Ian Campbell

Personal information
- Date of birth: 22 November 1953 (age 72)
- Place of birth: Dunfermline, Scotland
- Position: Forward

Team information
- Current team: East Fife F.C. (assistant manager)

Youth career
- Lochore Welfare

Senior career*
- Years: Team / Apps / (Gls)
- 1973–1975: Dunfermline Athletic / 44 / (11)
- 1975–1976: Arbroath / 1 / (0)
- 1976–1977: Cowdenbeath / 28 / (3)
- 1977–1985: Brechin City / 282 / (125)
- 1985–1987: Dunfermline Athletic / 50 / (16)
- 1986–1987: → Montrose (loan) / 4 / (0)

Managerial career
- 2005–2006: Brechin City

= Ian Campbell (footballer, born 1953) =

Scottish footballer and manager

Ian Campbell (born 22 November 1953) is a Scottish football former player and manager. His twin brother Dick Campbell is also a football player and manager, and the two currently manage Scottish League 1 side East Fife.

==Playing career==
As a player Campbell was a noted lower division forward whose 131 goals in all competitions established the individual record for a player with Brechin City. He had previously appeared for Dunfermline Athletic and Arbroath and went on to appear for Cowdenbeath, Dunfermline again and Montrose before retiring. During his career, Campbell was promoted with Brechin and helped Dunfermline to achieve promotion twice.

==Coaching career==
In a coaching career spanning 25 years, Campbell has helped Dunfermline achieve promotion to the Scottish Premier League three times, saw Brechin City promoted three times and Forfar once.
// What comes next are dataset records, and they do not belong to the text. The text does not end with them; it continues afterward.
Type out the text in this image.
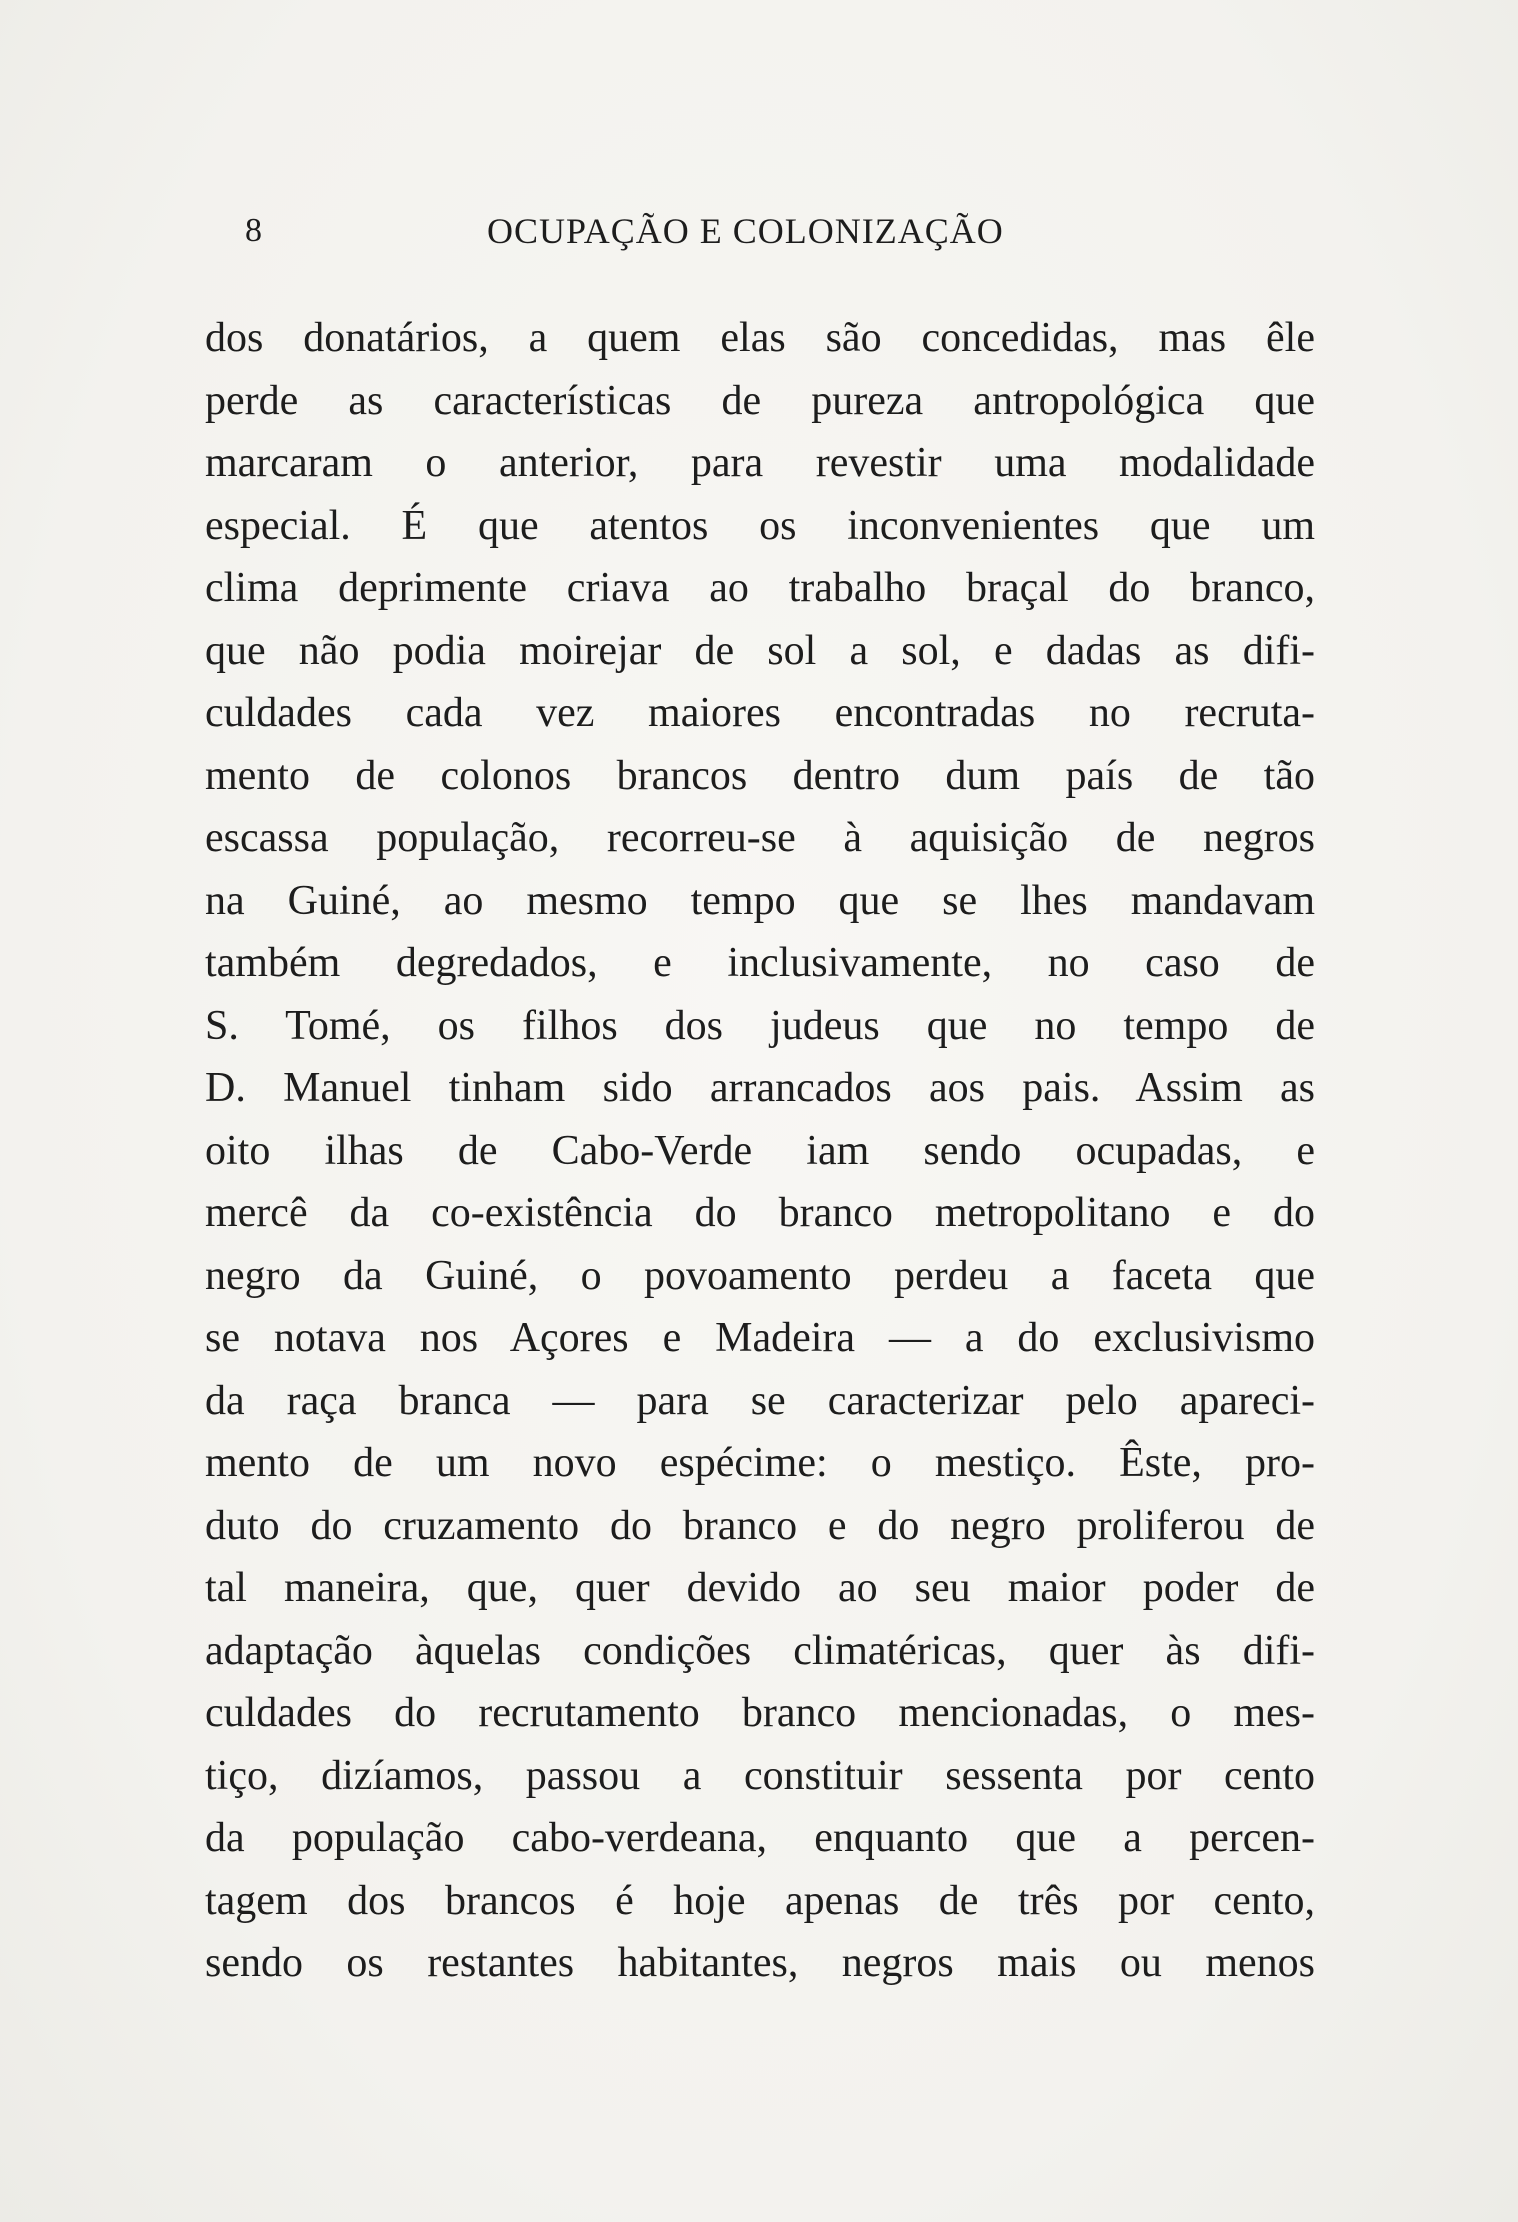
8	OCUPAÇÃO E COLONIZAÇÃO
dos donatários, a quem elas são concedidas, mas êle
perde as características de pureza antropológica que
marcaram o anterior, para revestir uma modalidade
especial. É que atentos os inconvenientes que um
clima deprimente criava ao trabalho braçal do branco,
que não podia moirejar de sol a sol, e dadas as difi-
culdades cada vez maiores encontradas no recruta-
mento de colonos brancos dentro dum país de tão
escassa população, recorreu-se à aquisição de negros
na Guiné, ao mesmo tempo que se lhes mandavam
também degredados, e inclusivamente, no caso de
S. Tomé, os filhos dos judeus que no tempo de
D. Manuel tinham sido arrancados aos pais. Assim as
oito ilhas de Cabo-Verde iam sendo ocupadas, e
mercê da co-existência do branco metropolitano e do
negro da Guiné, o povoamento perdeu a faceta que
se notava nos Açores e Madeira — a do exclusivismo
da raça branca — para se caracterizar pelo apareci-
mento de um novo espécime: o mestiço. Êste, pro-
duto do cruzamento do branco e do negro proliferou de
tal maneira, que, quer devido ao seu maior poder de
adaptação àquelas condições climatéricas, quer às difi-
culdades do recrutamento branco mencionadas, o mes-
tiço, dizíamos, passou a constituir sessenta por cento
da população cabo-verdeana, enquanto que a percen-
tagem dos brancos é hoje apenas de três por cento,
sendo os restantes habitantes, negros mais ou menos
Campbell managed Brechin City between 2005 and 2006, succeeding his brother Dick to whom he had been assistant. Brechin struggled in the First Division which was mainly made up of full-time clubs and as they sat at the bottom of the table his tenure was ended towards the end of the season. He became the assistant manager of Forfar Athletic in 2008, again working for his twin brother. Ian took temporary charge of the team in 2011, when his brother underwent treatment for cancer. He left Forfar in June 2014 to concentrate on his business commitments.

Campbell also works closely with the Scottish Football Association delivering courses to assist the development of coaches and managers.

==Business career==

Campbell has also pursued a career in business, joining CR Smith after his playing career and progressing from personnel manager to operations director and then managing director.

In 1993, Campbell set up Avenue Scotland as part of the Creyfs Group, where he became group managing director, looking after 46 recruitment companies across Europe. In 2001, he left his post with the Creyfs Group to focus his efforts on Avenue Scotland Group, which now includes Avenue Recruitment, Avenue Care Services, Avenue Logistics as well as Avenue Consultancy - a specialist business consultancy working with companies across the UK.

Campbell is also a director of Hotel Connexxions.

As of June 2014, he was managing director of Human Resources, a company based in Dunfermline.

Campbell is also a director of Fife-based Curtain Walling and Commercial Glazing company, Avtek Solutions.